Social and Cultural Resonance in 1976
The mid-1970s in the United States were a period of recalibration after years of social upheaval. Divorce rates had risen sharply through the early part of the decade. Conversations about relationships, commitment, and what people owed each other were more open and more fraught than they had been in previous generations. A song about the emotional cost of ending something, about the weight of a goodbye, landed in a cultural moment primed to receive it.

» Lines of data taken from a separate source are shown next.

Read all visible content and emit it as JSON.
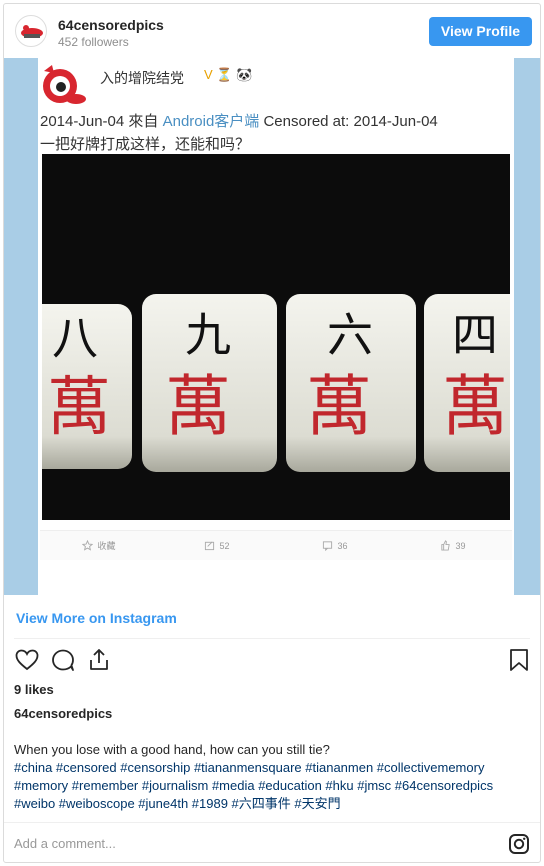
{
  "header": {
    "username": "64censoredpics",
    "followers": "452 followers",
    "view_profile_label": "View Profile"
  },
  "weibo": {
    "author": "入的增院结党",
    "badges": "V ⏳ 🐼",
    "date": "2014-Jun-04",
    "via": "來自",
    "source": "Android客户端",
    "censored_label": "Censored at: 2014-Jun-04",
    "text": "一把好牌打成这样，还能和吗？",
    "tiles": [
      "八",
      "九",
      "六",
      "四"
    ],
    "tile_second_char": "萬",
    "actions": [
      {
        "icon": "star-icon",
        "label": "收藏"
      },
      {
        "icon": "repost-icon",
        "label": "52"
      },
      {
        "icon": "comment-icon",
        "label": "36"
      },
      {
        "icon": "thumb-icon",
        "label": "39"
      }
    ]
  },
  "view_more_label": "View More on Instagram",
  "likes": "9 likes",
  "owner": "64censoredpics",
  "caption": "When you lose with a good hand, how can you still tie?",
  "hashtags": "#china #censored #censorship #tiananmensquare #tiananmen #collectivememory #memory #remember #journalism #media #education #hku #jmsc #64censoredpics #weibo #weiboscope #june4th #1989 #六四事件 #天安門",
  "comment_placeholder": "Add a comment...",
  "colors": {
    "accent": "#3897f0",
    "hashtag": "#003569",
    "media_bg": "#a9cde6",
    "weibo_link": "#4a8fc2"
  }
}
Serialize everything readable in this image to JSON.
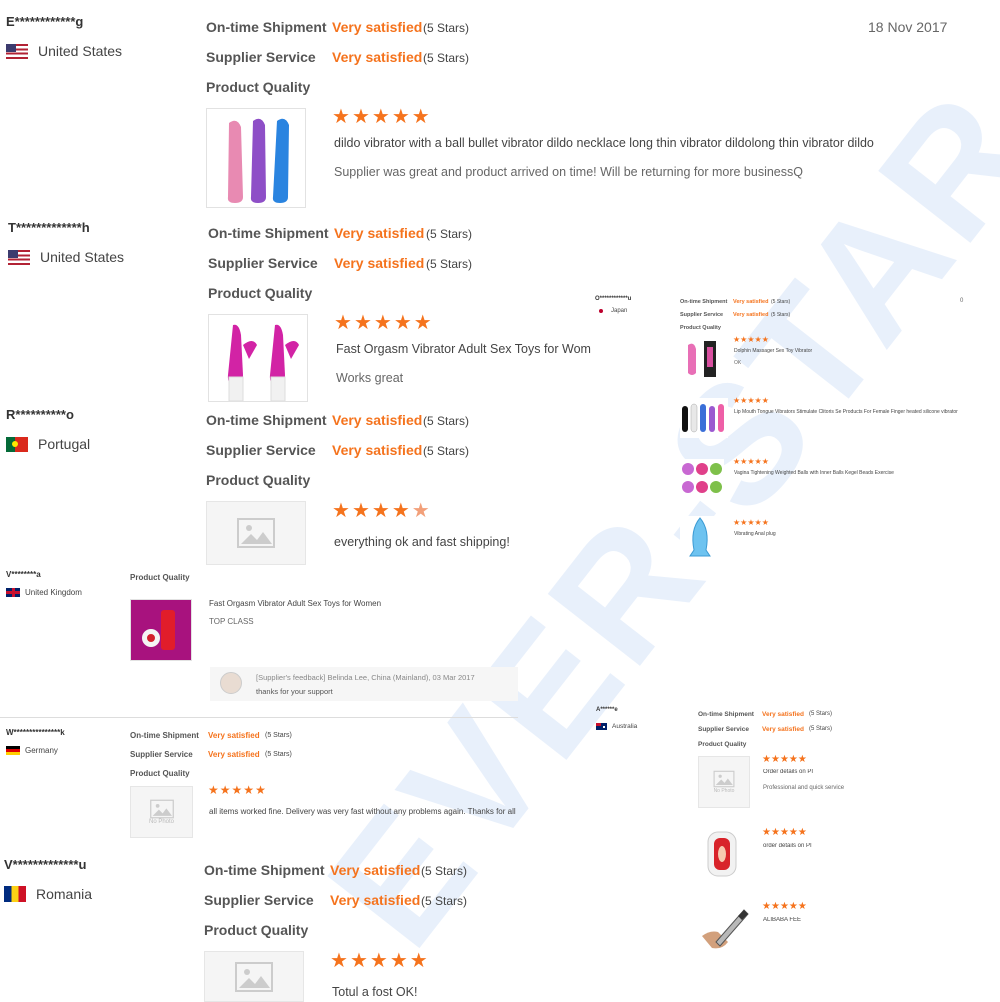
{
  "colors": {
    "accent": "#f5731d",
    "watermark": "#96b9eb"
  },
  "watermark": "EVER-STAR",
  "labels": {
    "shipment": "On-time Shipment",
    "service": "Supplier Service",
    "quality": "Product Quality",
    "satisfied": "Very satisfied",
    "five": "(5 Stars)",
    "no_photo": "No Photo"
  },
  "r1": {
    "name": "E************g",
    "country": "United States",
    "date": "18 Nov 2017",
    "rating": 5,
    "product": "dildo vibrator with a ball bullet vibrator dildo necklace long thin vibrator dildolong thin vibrator dildo",
    "comment": "Supplier was great and product arrived on time! Will be returning for more businessQ"
  },
  "r2": {
    "name": "T*************h",
    "country": "United States",
    "rating": 5,
    "product": "Fast Orgasm Vibrator Adult Sex Toys for Women",
    "comment": "Works great"
  },
  "r3": {
    "name": "R**********o",
    "country": "Portugal",
    "rating": 4,
    "comment": "everything ok and fast shipping!"
  },
  "r4": {
    "name": "V********a",
    "country": "United Kingdom",
    "product": "Fast Orgasm Vibrator Adult Sex Toys for Women",
    "comment": "TOP CLASS",
    "feedback_header": "[Supplier's feedback] Belinda Lee, China (Mainland), 03 Mar 2017",
    "feedback_text": "thanks for your support"
  },
  "r5": {
    "name": "W***************k",
    "country": "Germany",
    "rating": 5,
    "comment": "all items worked fine. Delivery was very fast without any problems again. Thanks for all"
  },
  "r6": {
    "name": "V*************u",
    "country": "Romania",
    "rating": 5,
    "comment": "Totul a fost OK!"
  },
  "rj": {
    "name": "O************u",
    "country": "Japan",
    "date": "0",
    "items": [
      {
        "rating": 5,
        "product": "Dolphin Massager Sex Toy Vibrator",
        "comment": "OK"
      },
      {
        "rating": 5,
        "product": "Lip Mouth Tongue Vibrators Stimulate Clitoris Se Products For Female Finger heated silicone vibrator"
      },
      {
        "rating": 5,
        "product": "Vagina Tightening Weighted Balls with Inner Balls Kegel Beads Exercise"
      },
      {
        "rating": 5,
        "product": "Vibrating Anal plug"
      }
    ]
  },
  "ra": {
    "name": "A******e",
    "country": "Australia",
    "items": [
      {
        "rating": 5,
        "product": "Order details on PI",
        "comment": "Professional and quick service"
      },
      {
        "rating": 5,
        "product": "order details on PI"
      },
      {
        "rating": 5,
        "product": "ALIBABA FEE"
      }
    ]
  }
}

Beyond that immediate context, the song carried the legacy of African American vocal group tradition into the mid-70s pop mainstream, demonstrating that the close-harmony style developed through doo-wop and early soul retained its emotional power even as musical tastes shifted around it. The Manhattans were not innovators in a genre sense. They were masters of an established form, and their mastery was what the moment called for.
Why the Song Still Holds
Decades after its release, "Kiss And Say Goodbye" continues to appear in playlists devoted to classic soul and classic pop alike. Its durability comes from several interlocking qualities. The production has aged well because it did not chase trends even when it was current. The vocal performances are technically precise without feeling clinical. And the emotional situation at the heart of the song is one that every adult listener has some version of in their own history.
The song's relatively quiet dignity sets it apart from more flamboyant exercises in heartbreak. There are no soaring runs deployed for their own sake, no orchestral swells that overwhelm the lyrical content. Everything serves the feeling, and the feeling is allowed to be exactly as painful as it is. That discipline is rare in any era, and it is what keeps the song alive when countless contemporaries have faded.